It did not suprise me to find an article about Unix on the 2011 last issue of the IEEE Spectrum magazine. While start reading the article, that I found quite accurate and precise, I was thinking it was a tribute to the great Dennis Ritchie (dmr), one of the Unix inventors. Surprisingly, it was not!
The article tells about the Unix history, but did not report at all any tribute to dmr, except for this three lines statement:
Many other, often very personal, tributes to Ritchie and his enormous influence on computing were widely shared after his death this past October.
The article also did not include a personal photo of Mr.
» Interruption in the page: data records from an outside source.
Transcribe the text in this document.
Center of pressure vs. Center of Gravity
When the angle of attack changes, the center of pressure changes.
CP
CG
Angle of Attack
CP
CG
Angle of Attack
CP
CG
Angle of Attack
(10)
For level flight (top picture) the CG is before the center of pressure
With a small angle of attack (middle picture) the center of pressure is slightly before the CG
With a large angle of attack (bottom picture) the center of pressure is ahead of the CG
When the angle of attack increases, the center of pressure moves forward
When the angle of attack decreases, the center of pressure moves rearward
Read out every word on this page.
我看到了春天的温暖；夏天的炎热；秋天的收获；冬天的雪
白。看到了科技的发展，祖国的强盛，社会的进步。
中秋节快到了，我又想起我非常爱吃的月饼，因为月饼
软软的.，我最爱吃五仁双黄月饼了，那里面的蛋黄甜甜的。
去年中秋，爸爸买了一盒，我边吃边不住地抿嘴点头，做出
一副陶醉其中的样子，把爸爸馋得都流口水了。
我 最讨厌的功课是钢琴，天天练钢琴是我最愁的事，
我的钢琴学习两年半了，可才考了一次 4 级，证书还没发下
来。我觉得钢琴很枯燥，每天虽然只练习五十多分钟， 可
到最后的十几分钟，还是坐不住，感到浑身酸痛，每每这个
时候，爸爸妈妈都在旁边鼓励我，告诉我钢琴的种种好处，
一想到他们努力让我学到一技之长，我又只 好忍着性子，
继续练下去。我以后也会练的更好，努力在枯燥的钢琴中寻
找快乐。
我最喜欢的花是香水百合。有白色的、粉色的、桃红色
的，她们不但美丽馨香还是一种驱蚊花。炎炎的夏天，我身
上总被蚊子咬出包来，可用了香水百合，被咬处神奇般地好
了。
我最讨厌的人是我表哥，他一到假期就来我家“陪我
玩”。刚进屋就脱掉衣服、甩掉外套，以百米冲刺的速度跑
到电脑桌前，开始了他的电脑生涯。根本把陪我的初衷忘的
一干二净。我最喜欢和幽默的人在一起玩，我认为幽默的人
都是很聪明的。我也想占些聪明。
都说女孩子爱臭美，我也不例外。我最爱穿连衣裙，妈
Ritchie, or better, it does include the classical and well known picture of him with his friend and colleague Mr. Thompson, but it also includes a personal photo of the latter and none of Mr. Ritchie. I'm not going to accuse IEEE Spectrum, and IEEE in general, since it did a blog post about the death of Mr. Ritchie. Nevertheless I find this article is missing a great tribute to one of the men that changed the world at all. Without Mr. Ritchie (and the others) we would not have any sort of *nix, including the one that runs on smartphones, tablet, and so on. While blog posts are going to survive much longer than printed paper, I think that not doing a tribute to Mr. Ritchie in one of the mainstream magazines of IEEE has been a lack.
Similar considerations can be done for the missing of Mr. Jobs. While I'm not a fan of the latter, I think that a "computing" magazine should not have missed such kind of tributes.